Muslims are required to fast during daylight hours, reinforce their commitment to their faith, perform special prayers, recite the Qur’an, make charitable donations and, when possible, make a Hajj pilgrimage to Mecca.
But while the pillars of Islam and Ramadan remain the same, customs vary from one country to the next. Here, we take a look at three destinations and how the month looks different in all of them.
Supersized iftars in the UAE
Say “Ramadan Kareem” to another side of Dubai during the Holy Month. This fast-paced, popular holiday destination slows down during Ramadan and iftar and suhoor meals become the focus of each day.
Fasting helps worshippers focus on their relationship with Allah and appreciate the plight of those less fortunate, while iftar – served after sunset – is an opportunity to gather with friends and family and share traditional Arabic cuisine.
Before dawn breaks, Muslims may have a light meal called suhoor. At home, this is usually taken just prior to dawn, but many restaurants in Dubai serve suhoor as a second sitting straight after iftar or as a late-night supper around 10pm or 11pm.
As night falls, hungry diners descend upon the UAE’s glamorous five-star hotels. Ballrooms undergo majlis-inspired makeovers, draped in red woven Bedouin fabrics, with oud players sitting cross-legged in corners plucking strings on pear-shaped lutes. When ballrooms aren’t large enough to accommodate demand, glamorous tents are erected. Atlantis, The Palm’s Asateer Tent is among the most renowned, lined with ruched white satin, strung with more than a hundred crystal lanterns.
Alternative iftars can be found at Dubai Opera, where the theatre is converted into a dining room, and at art hub Alserkal Avenue where multi-purpose space Inked will serve ‘Cook Me a Story’, a tasting menu featuring historical Iftar recipes from the region.
Ramadan lanterns in Egypt
In Egypt, homes are decorated with fawanees (lanterns), which children also hold as they perform traditional Ramadan songs for their communities.
In Cairo, a cannon at the Ciatdel of Saladin is fired to announce the start of iftar. The ceremony is televised and iftar is commonly enjoyed at home or in local cafes where the community can come together to break the fast and perhaps enjoy a shisha – Muslims must abstain from smoking during daylight hours.
Before dawn, a mesaharati drummer walks through the streets of Egyptian neighbourhoods waking people for suhoor.
Ramadan markets in Malaysia
More than 60 per cent of Malaysians celebrate Ramadan and they sometimes gather at the graves of loved ones to remember those who have passed, and many host rumah terbuka or “open house”. Beginning on the third or fourth day of Ramadan and continuing for 10 days, homes are opened to community members, regardless of race, ethnicity or religion.
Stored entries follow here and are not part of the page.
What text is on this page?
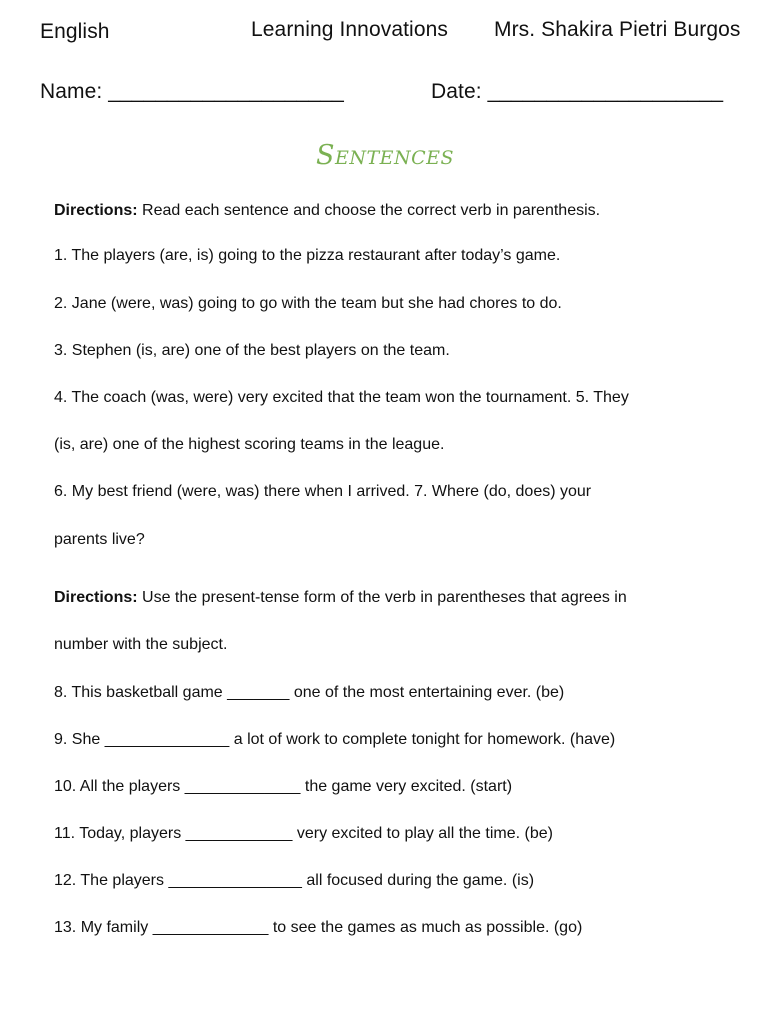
English	Learning Innovations Mrs. Shakira Pietri Burgos
Name: ____________________	Date: ____________________
Sentences
Directions: Read each sentence and choose the correct verb in parenthesis.
1. The players (are, is) going to the pizza restaurant after today’s game.
2. Jane (were, was) going to go with the team but she had chores to do.
3. Stephen (is, are) one of the best players on the team.
4. The coach (was, were) very excited that the team won the tournament. 5. They
(is, are) one of the highest scoring teams in the league.
6. My best friend (were, was) there when I arrived. 7. Where (do, does) your
parents live?
Directions: Use the present-tense form of the verb in parentheses that agrees in
number with the subject.
8. This basketball game _______ one of the most entertaining ever. (be)
9. She ______________ a lot of work to complete tonight for homework. (have)
10. All the players _____________ the game very excited. (start)
11. Today, players ____________ very excited to play all the time. (be)
12. The players _______________ all focused during the game. (is)
13. My family _____________ to see the games as much as possible. (go)
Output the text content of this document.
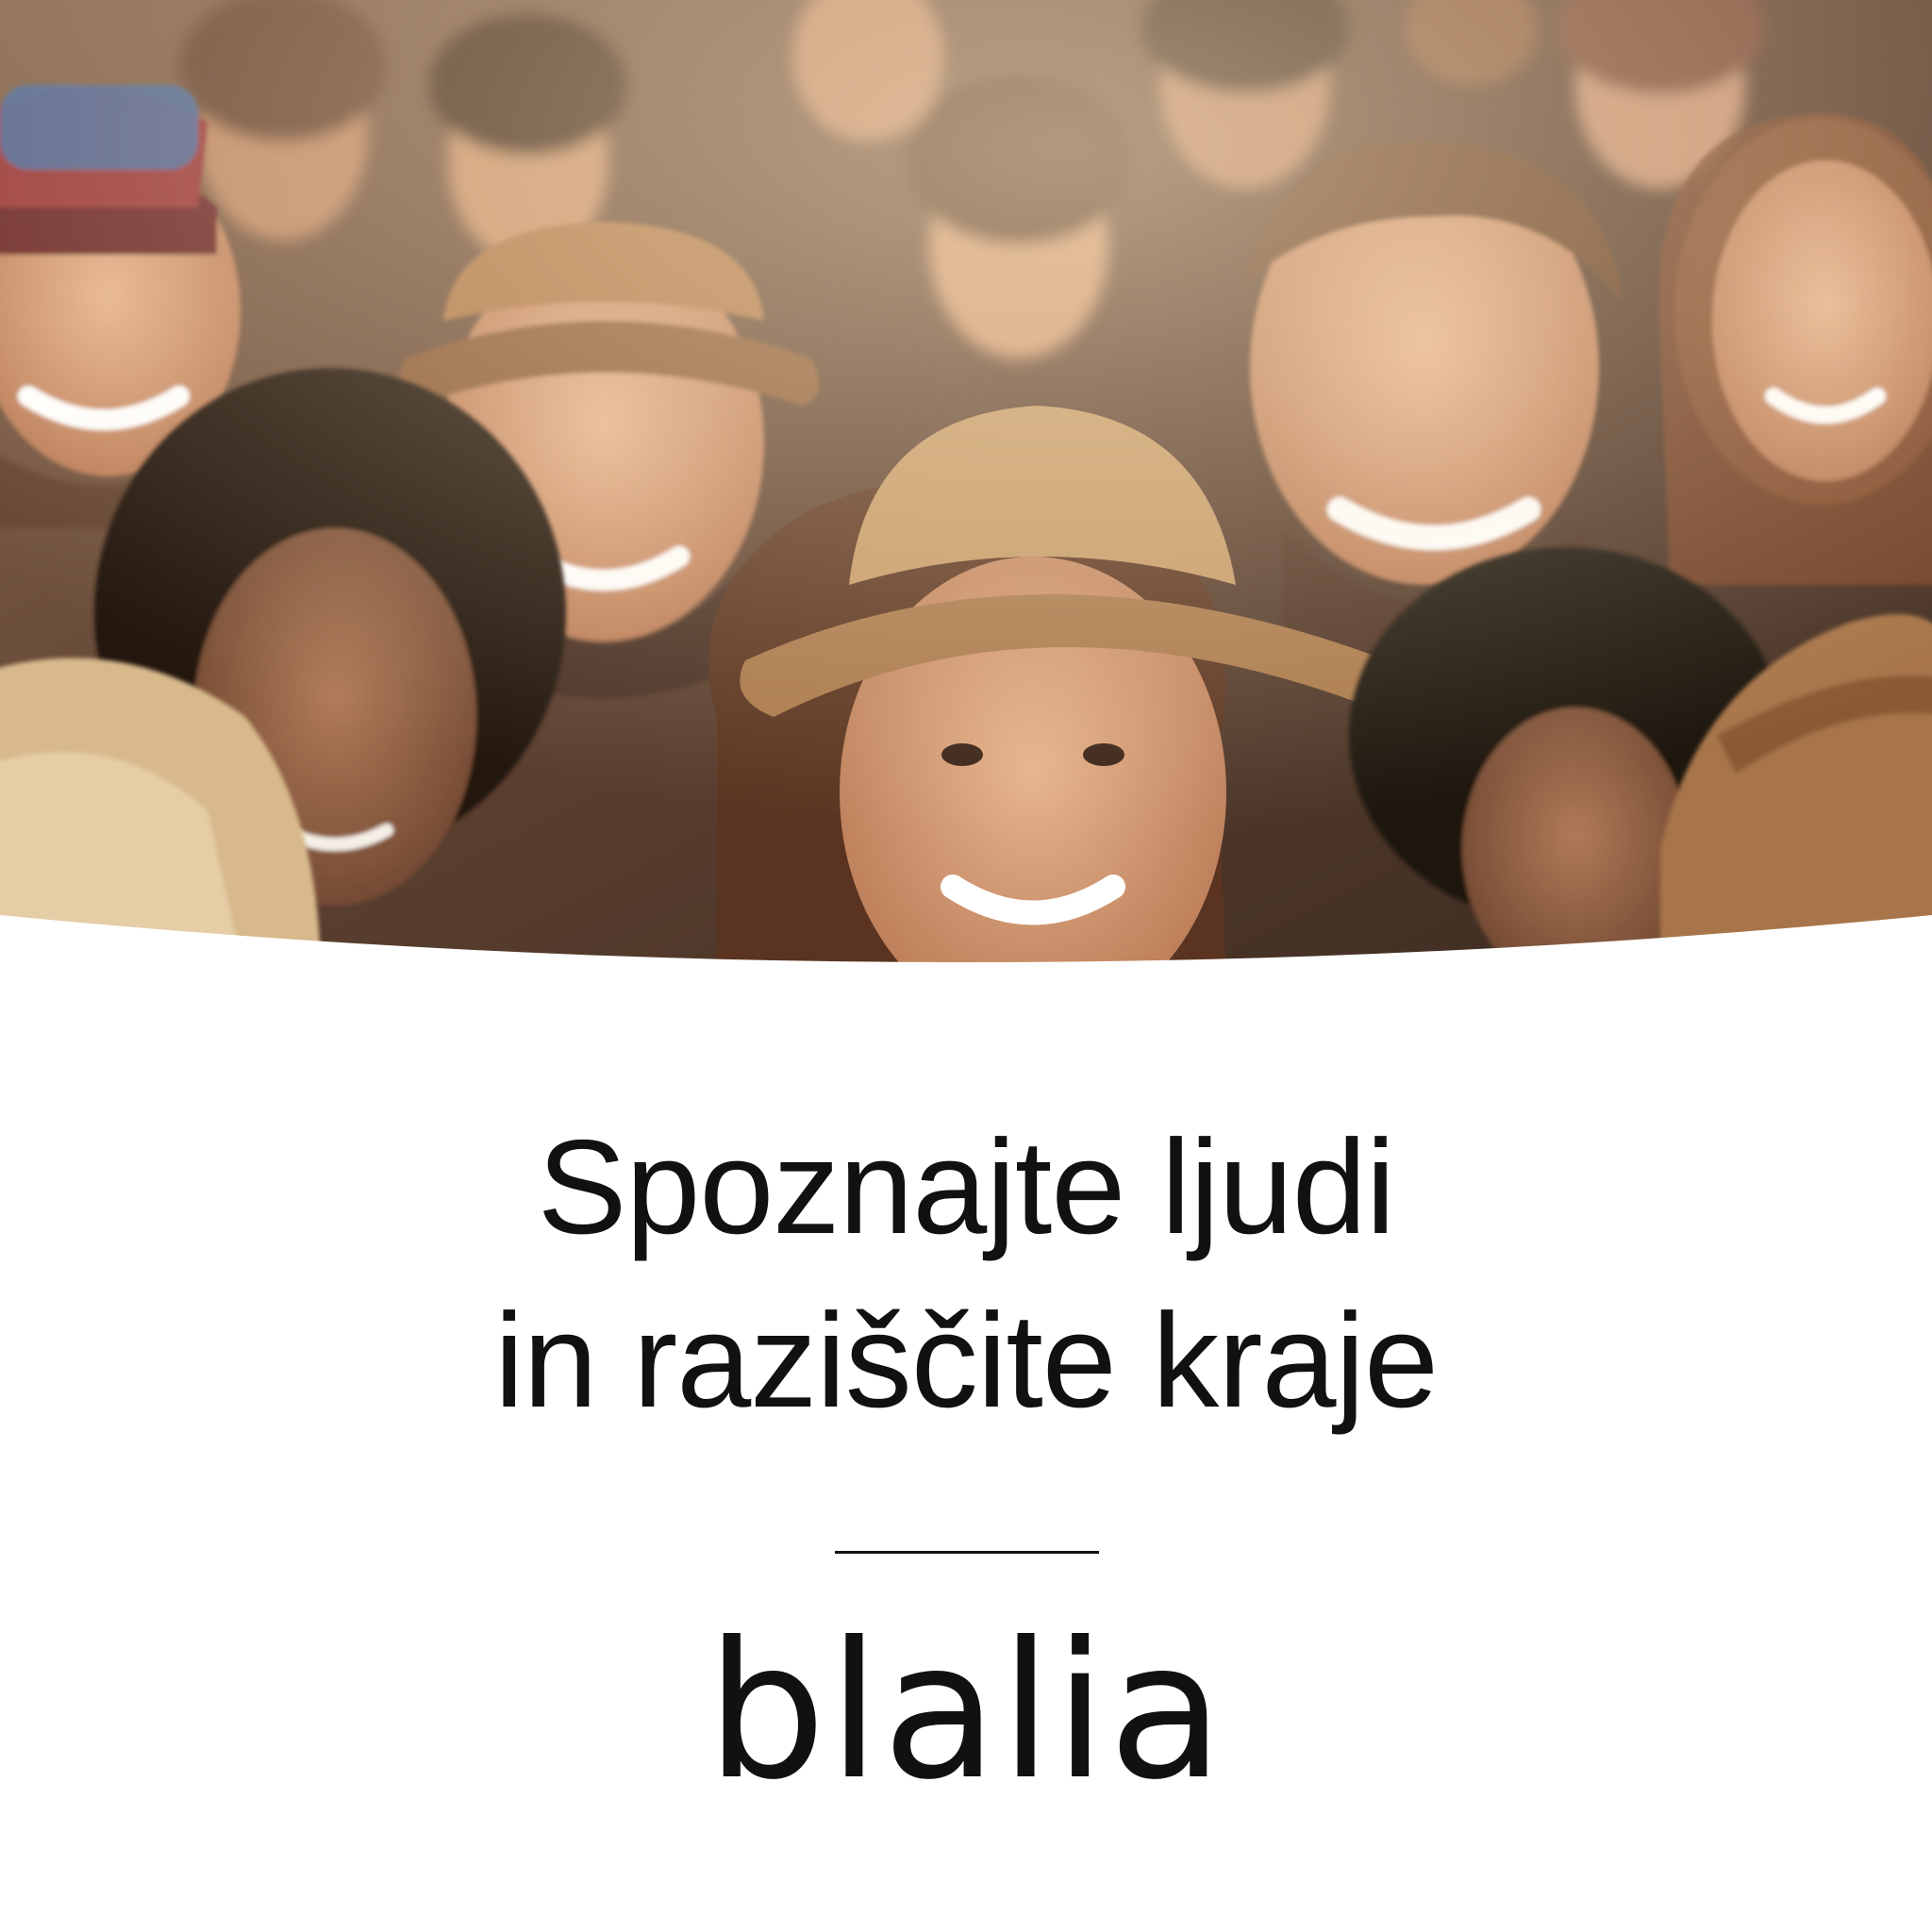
Spoznajte ljudi
in raziščite kraje
blalia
Passing tourists often get lucky with an invite, too.
Night markets are also popular dining spots after sunset, open to all, serving the masses as they break the fast with affordable street food feasts. In the small hours, some beaches, such as Batu Burok Beach in Kuala Trengganu, play host to suhoor gatherings where vendors dish up picnic treats for diners before dawn.
What’s on the iftar menu?
Typically, Iftar begins with milk and dates, echoing the way Prophet Muhammad broke his fast. Seasonal juices are also popular and in the UAE, jallab is the traditional choice, made with dates, grape molasses and rose water. In recent decades, the British soft drink Vimto has become associated with Ramadan, with special edition gift bottles for sale in local supermarkets.
In Egypt, intensely sweet qamar el-din apricot juice made from dried apricots is popular, while in Malaysia, sugarcane juice, soy milk or bandung (evaporated milk with rose syrup) are on the menu at almost every Berbuka Puasa (Iftar in Malaysian)
Main courses are most often a mix of rice and meat. In the UAE, lamb ouzi – a dish of seasoned rice and roast lamb representing sacrifice – often takes centre stage. Egyptians favour rice with mahshi (stuffed vegetables) and meat. Malaysians eat everyday dishes such as spiced chicken and rice, nasi lemek rice cooked in coconut milk or simple chicken satay from the Ramadan bazaar food stalls.
Ramadan desserts range from Umm Ali bread pudding in the UAE to Malaysia’s cendol, a mix of sweet, chilled milk, beans and herb jelly cubes. Then there’s kunafa, a sweet molten cheese sandwiched in syrup-soaked layers of crispy noodle-like pastry.